Il compito della Commissione è, sulla carta, di vigilanza e trasparenza. Ma ogni volta che si parla di “impresentabili”, si innesca un meccanismo che rischia di diventare un’arma a doppio taglio. Da strumento di garanzia per i cittadini, esso può trasformarsi in un marchio che anticipa il giudizio della magistratura, sostituendo la condanna con un’etichetta.
In nessun Paese democratico e garantista sarebbe accettabile che un organismo parlamentare produca effetti simili a una sentenza. La Costituzione italiana è inequivocabile: ogni cittadino è innocente fino a condanna definitiva. Eppure, il linguaggio mediatico e politico attorno agli “impresentabili” finisce per alimentare processi sommari che nulla hanno a che vedere con il diritto.

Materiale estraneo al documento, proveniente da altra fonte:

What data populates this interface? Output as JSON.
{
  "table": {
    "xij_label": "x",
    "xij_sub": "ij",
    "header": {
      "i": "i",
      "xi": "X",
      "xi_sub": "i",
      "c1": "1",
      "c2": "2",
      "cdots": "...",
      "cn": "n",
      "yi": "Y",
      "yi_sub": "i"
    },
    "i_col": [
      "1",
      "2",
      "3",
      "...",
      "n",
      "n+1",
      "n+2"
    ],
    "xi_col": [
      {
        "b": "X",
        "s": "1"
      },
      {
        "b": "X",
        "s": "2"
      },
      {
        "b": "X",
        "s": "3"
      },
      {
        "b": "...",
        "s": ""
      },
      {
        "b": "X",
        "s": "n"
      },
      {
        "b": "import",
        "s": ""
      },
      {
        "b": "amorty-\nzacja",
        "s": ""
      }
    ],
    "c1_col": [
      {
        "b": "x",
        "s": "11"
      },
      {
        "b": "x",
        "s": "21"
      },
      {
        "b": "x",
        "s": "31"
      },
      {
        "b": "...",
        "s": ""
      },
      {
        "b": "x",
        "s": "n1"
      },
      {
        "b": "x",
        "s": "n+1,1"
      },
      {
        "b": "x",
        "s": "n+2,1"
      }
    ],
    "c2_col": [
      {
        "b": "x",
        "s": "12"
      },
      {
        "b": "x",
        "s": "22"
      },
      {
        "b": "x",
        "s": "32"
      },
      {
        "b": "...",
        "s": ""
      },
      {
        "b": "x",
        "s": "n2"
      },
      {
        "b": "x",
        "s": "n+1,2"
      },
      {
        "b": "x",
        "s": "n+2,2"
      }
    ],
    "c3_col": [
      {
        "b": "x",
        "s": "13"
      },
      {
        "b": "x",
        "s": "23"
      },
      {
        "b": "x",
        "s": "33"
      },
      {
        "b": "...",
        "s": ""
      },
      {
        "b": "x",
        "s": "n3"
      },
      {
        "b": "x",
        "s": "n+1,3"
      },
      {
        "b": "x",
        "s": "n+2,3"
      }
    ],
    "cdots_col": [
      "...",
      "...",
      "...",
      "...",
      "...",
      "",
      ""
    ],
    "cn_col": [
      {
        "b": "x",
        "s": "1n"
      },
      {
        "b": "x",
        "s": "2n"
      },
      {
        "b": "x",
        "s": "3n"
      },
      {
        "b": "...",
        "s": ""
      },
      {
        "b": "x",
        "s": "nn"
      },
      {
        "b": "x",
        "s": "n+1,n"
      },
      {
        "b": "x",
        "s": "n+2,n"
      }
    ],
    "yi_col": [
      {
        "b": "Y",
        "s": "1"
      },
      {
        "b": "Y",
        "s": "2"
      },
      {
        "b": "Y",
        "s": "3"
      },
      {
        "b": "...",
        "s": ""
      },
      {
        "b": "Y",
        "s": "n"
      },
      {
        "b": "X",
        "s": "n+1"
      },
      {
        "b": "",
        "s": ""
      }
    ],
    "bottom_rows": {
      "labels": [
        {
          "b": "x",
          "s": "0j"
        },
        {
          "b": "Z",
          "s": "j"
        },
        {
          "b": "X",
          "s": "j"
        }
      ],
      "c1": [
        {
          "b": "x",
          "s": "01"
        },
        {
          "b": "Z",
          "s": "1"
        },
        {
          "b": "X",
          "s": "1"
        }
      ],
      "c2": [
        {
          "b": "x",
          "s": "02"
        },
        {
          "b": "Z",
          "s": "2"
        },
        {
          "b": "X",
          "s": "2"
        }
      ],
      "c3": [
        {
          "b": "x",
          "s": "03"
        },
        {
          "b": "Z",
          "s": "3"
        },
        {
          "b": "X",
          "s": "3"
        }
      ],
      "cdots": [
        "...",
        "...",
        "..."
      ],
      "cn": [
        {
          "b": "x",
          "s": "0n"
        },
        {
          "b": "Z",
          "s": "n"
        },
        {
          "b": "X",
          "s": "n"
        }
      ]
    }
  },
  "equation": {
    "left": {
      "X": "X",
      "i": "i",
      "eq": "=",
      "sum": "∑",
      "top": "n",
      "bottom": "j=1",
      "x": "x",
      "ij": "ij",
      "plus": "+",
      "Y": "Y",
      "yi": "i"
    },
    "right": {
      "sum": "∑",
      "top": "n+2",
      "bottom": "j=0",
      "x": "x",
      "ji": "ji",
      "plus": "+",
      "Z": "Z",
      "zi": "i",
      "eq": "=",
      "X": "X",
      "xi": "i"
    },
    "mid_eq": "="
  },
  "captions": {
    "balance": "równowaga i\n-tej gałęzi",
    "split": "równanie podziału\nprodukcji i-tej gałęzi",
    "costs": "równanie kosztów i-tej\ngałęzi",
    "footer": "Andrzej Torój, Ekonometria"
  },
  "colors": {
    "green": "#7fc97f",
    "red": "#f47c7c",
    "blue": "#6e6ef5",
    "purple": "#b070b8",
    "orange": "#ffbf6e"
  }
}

Il garantismo non è un lusso, ma la base stessa dello Stato di diritto. Senza questo principio, il rischio è che sospetto e colpa diventino sinonimi, minando la credibilità delle istituzioni e privando i cittadini della libertà di scegliere i propri rappresentanti senza condizionamenti.
La lotta contro le infiltrazioni criminali è un dovere imprescindibile. Ma trasformare un codice etico in sentenza anticipata significa piegare la giustizia al pregiudizio. Ed è bene ricordarlo: senza garantismo, non c’è democrazia.